Labour leader Sirajul Islam Rony, who has expressed solidarity with the agitating workers, endorsed the Tuba management’s scheme.
“The allegation that they tried to free the owner by holding the workers hostage is not completely baseless. An NGO tried to persuade the workers to directly demand the owner’s release. But they did not pay heed,” Rony said.
“The workers later found out what the NGO had been trying to do and beat up their officials,” he said.
“With the help of BGMEA, we tried to free Delwar Hossain, managing director of Tuba Group, and I came to know that he secured bail. But because it was the last working day before the Eid holidays, we could not bring him out,” Laily Begum, Delwar’s mother-in-law, told the Dhaka Tribune yesterday.
Laily came to meet the fasting workers for a negotiation on Monday, the day the workers started their hunger strike. However, since then, the workers have kept her confined.
She also said if Delwar was freed, a solution to the problem would come and the workers would get their dues paid.
However, no official of the Tuba Group was available for making any comment regrding the allegations that the workers have raised.
Four days have passed since the workers have been fasting, but neither the BGMEA nor the government has allegedly extended any material support. The workers have not got any assurance about the payment of their dues either.

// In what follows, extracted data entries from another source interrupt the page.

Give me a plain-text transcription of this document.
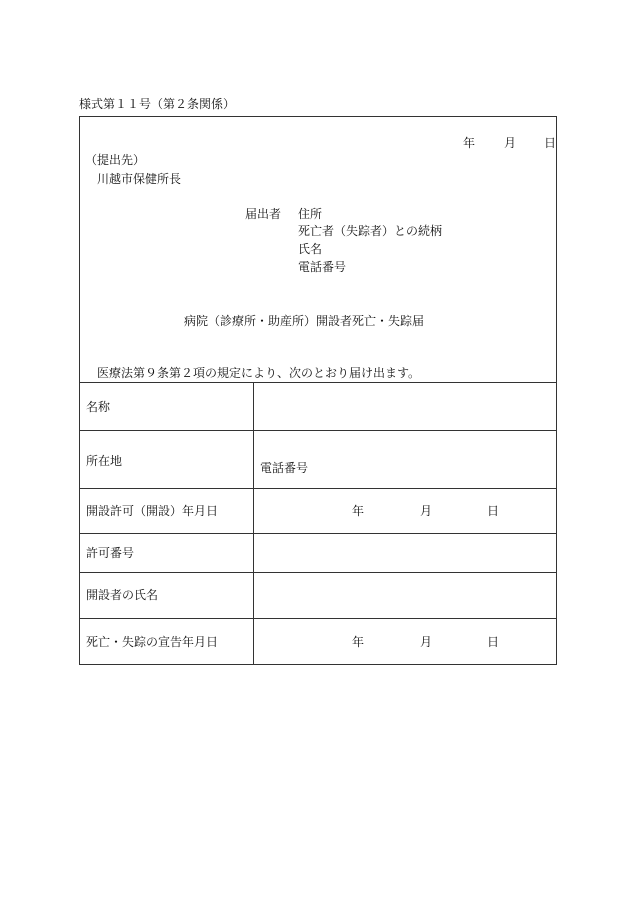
様式第１１号（第２条関係）
年 月 日
（提出先）
川越市保健所長
届出者 住所
死亡者（失踪者）との続柄
氏名
電話番号
病院（診療所・助産所）開設者死亡・失踪届
医療法第９条第２項の規定により、次のとおり届け出ます。
名称
所在地	電話番号
開設許可（開設）年月日	年	月	日
許可番号
開設者の氏名
死亡・失踪の宣告年月日	年	月	日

The BGMEA organised a media briefing at its building the capital’s Karwan Bazaar yesterday. The apex trade body of the apparel sector assured at the briefing that the issue would be settled in seven working days.
When asked why they had not gone to meet the agitating workers, former BGMEA president Tipu Munshie said: “I urge media to convey our message to the workers that we will talk to the government about the problem and make a decision about their going there.”
Tipu also said: “The workers demanded wages and other dues; they did not demand the release of Delwar.”